If your taillight is out, your headlights aren’t working properly or your windshield is broken, law enforcement will notice. Overly tinted windows, expired license tags and illegal modifications such as exhaust pipe whistle tips will also attract the wrong kind of notice. If a car is in shape and in observance of the law, the chances of this type of traffic stop occurring decrease dramatically.

No. 5 – Following too closely/improper lane changes

These types of driving behavior are both common and dangerous enough to merit their own category, noted McElroy. Following too closely decreases reaction time and can cause accidents.

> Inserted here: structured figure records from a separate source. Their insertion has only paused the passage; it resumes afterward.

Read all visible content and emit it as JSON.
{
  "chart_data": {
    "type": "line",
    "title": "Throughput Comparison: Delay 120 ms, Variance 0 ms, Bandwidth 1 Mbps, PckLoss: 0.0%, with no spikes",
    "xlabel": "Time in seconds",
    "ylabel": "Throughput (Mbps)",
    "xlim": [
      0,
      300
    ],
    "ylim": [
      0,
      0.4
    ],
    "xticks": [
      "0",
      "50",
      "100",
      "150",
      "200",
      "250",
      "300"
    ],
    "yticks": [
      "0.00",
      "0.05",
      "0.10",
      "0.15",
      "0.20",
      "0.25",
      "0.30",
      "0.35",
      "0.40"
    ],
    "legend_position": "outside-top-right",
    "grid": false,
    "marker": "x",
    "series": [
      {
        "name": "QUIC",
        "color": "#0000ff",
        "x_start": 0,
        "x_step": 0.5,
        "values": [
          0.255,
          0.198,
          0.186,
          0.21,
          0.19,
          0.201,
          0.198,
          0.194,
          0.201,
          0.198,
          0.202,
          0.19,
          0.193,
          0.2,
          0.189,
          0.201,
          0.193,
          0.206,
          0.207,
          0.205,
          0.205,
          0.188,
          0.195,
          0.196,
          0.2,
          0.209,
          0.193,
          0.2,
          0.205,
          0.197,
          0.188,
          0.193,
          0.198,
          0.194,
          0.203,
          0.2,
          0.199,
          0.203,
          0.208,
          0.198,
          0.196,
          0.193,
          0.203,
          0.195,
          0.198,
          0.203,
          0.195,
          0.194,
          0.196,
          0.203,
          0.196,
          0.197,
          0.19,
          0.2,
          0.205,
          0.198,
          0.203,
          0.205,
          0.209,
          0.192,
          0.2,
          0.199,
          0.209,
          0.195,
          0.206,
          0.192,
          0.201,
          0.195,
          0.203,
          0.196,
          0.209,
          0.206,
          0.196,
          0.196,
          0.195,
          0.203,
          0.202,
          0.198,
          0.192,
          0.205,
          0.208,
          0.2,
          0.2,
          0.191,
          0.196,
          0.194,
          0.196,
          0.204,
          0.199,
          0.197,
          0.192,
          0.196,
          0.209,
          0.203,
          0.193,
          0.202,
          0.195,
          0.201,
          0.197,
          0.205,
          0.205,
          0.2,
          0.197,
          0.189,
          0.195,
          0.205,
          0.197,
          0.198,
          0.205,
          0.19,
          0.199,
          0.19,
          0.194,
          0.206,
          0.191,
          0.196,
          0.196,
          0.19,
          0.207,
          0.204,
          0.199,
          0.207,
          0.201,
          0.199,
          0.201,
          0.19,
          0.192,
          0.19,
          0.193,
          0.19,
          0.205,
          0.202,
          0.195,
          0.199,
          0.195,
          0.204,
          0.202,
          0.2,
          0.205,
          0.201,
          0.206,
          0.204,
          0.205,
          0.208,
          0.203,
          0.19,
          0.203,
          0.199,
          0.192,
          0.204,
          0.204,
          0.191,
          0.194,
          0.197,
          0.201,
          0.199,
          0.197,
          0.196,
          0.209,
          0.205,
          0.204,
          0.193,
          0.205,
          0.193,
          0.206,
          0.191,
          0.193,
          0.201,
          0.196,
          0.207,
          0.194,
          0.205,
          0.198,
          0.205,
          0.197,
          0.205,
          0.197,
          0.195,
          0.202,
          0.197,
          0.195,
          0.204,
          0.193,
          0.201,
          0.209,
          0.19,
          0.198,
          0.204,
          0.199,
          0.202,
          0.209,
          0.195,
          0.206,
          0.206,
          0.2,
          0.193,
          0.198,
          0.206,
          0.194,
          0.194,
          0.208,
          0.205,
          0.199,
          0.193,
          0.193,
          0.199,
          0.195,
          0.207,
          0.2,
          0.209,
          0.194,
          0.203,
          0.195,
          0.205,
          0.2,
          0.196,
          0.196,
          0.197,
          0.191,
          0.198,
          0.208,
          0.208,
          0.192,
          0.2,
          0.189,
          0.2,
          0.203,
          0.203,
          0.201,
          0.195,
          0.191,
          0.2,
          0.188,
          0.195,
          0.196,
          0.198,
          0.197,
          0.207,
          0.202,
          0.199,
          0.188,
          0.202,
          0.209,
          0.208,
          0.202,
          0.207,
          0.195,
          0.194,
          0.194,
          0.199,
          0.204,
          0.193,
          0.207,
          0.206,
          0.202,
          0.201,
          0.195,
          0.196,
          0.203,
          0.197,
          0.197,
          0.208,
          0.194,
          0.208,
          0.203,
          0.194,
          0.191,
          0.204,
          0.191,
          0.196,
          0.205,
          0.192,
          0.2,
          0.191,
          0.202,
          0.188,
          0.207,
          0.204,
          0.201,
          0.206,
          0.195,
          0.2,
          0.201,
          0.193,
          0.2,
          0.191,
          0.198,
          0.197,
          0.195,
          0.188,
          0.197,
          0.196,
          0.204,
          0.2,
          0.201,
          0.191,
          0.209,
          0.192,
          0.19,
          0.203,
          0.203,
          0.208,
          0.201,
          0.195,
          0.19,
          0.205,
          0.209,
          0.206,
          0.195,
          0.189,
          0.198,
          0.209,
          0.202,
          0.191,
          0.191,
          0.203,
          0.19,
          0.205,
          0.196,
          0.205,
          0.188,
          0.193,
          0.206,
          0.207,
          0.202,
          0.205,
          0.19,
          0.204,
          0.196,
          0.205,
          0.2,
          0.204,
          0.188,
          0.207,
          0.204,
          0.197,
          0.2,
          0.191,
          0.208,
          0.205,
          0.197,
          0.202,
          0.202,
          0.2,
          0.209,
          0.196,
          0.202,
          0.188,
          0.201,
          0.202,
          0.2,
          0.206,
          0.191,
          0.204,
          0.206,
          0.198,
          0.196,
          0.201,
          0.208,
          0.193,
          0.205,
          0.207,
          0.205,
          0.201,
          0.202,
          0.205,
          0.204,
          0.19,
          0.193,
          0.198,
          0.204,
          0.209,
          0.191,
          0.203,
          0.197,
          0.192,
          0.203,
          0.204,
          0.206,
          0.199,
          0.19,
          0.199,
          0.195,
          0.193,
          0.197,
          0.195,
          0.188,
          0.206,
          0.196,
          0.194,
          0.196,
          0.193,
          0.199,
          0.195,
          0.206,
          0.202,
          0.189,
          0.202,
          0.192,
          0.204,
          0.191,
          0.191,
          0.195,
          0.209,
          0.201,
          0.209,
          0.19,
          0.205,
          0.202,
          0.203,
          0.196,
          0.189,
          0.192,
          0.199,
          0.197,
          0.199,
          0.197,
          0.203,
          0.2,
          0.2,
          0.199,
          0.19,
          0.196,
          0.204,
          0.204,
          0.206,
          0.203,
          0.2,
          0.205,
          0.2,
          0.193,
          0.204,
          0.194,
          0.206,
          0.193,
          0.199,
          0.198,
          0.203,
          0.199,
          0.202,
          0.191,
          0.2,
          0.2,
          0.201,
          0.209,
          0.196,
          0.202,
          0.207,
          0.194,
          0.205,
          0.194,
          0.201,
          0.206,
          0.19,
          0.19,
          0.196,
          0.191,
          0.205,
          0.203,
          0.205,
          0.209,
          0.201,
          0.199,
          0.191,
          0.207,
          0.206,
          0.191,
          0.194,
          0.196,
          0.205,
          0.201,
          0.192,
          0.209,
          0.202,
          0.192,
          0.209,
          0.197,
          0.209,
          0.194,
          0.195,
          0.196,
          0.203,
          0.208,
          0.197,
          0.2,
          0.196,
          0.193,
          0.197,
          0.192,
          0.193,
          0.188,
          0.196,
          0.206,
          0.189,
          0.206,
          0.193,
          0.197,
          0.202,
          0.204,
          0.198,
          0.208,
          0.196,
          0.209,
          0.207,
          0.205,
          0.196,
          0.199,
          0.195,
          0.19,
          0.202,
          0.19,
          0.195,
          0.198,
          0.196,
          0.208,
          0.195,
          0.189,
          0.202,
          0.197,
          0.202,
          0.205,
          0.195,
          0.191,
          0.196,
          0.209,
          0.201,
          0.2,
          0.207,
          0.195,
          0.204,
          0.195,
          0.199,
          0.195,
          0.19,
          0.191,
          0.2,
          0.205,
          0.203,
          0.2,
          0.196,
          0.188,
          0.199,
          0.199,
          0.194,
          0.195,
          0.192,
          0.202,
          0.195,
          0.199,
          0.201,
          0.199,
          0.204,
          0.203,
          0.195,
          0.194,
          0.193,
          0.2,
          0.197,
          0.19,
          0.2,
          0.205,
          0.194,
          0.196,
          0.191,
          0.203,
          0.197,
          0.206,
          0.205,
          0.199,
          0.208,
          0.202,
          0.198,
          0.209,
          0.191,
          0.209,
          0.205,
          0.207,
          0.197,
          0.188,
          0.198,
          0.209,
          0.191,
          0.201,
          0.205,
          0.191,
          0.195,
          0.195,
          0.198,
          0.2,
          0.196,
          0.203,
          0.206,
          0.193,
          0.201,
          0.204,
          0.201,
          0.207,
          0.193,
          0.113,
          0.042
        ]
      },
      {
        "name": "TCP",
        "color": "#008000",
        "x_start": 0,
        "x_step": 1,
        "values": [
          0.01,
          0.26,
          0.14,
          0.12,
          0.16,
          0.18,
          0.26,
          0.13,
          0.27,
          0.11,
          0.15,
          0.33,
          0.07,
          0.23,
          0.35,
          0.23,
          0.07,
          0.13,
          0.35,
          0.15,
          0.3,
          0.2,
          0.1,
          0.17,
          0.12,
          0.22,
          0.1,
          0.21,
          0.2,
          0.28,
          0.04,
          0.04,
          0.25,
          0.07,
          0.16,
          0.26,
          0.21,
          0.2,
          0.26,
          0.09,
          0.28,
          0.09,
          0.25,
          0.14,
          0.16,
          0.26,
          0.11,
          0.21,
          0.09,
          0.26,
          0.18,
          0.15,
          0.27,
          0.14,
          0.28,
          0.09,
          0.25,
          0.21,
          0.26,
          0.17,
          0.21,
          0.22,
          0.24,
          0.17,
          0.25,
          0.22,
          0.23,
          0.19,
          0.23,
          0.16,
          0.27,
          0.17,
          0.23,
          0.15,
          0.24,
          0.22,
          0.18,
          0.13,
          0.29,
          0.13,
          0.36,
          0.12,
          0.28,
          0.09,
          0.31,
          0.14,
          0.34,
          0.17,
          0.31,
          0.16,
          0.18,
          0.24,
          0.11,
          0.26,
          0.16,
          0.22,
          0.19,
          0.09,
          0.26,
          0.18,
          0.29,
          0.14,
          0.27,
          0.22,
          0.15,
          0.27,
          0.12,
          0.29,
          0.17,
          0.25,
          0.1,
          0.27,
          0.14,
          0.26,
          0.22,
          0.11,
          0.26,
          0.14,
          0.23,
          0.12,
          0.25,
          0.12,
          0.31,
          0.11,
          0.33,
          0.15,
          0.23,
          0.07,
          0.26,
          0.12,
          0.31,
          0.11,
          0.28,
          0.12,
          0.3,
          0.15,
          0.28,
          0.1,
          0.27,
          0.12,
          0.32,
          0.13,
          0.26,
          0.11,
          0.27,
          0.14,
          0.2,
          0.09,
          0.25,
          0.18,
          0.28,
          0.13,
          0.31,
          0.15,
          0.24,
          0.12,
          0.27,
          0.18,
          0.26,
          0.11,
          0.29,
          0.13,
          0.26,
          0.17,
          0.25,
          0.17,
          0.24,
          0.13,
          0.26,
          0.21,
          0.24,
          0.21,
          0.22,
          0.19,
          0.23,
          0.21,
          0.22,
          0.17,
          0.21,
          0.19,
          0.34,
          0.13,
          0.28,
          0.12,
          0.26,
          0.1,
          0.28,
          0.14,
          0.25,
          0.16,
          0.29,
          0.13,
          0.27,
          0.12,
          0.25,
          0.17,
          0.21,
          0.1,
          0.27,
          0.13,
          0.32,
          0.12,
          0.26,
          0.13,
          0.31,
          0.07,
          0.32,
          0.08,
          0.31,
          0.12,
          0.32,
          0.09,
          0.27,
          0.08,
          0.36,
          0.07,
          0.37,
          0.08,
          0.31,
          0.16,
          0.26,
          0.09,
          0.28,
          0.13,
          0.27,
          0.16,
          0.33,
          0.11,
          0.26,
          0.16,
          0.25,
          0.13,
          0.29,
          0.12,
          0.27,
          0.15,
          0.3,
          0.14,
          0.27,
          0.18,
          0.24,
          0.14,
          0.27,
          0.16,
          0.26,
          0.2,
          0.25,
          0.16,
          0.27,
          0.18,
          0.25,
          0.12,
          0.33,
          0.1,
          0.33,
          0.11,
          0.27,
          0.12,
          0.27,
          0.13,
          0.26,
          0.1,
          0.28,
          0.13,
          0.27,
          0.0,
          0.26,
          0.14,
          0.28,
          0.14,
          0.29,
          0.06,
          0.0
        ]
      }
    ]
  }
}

Changing lanes without observing “S.M.O.G. Off” (signal, mirror, look over shoulder, go, turn off signal) can also lead to accidents and/or a traffic ticket.

Keep your mouth in check

With many traffic infractions, officers have some leeway to call things as they see them. If the motorist is polite, courteous and cooperative when approached by law enforcement, the traffic ticket process is more likely to go smoothly. However, if the driver is belligerent, there’s always a chance that the human factor will come into play and the officer will ticket you for something he would have let slide.

Santa Monica, Calif., police officer Jeff Wiles told Edmunds that drivers should play it cool when they take to the nation’s highways.

“If you really don’t want a ticket, try chilling out,” Wiles said. “Put on a relaxing radio station or CD and be patient because traffic is bad and there will be delays.”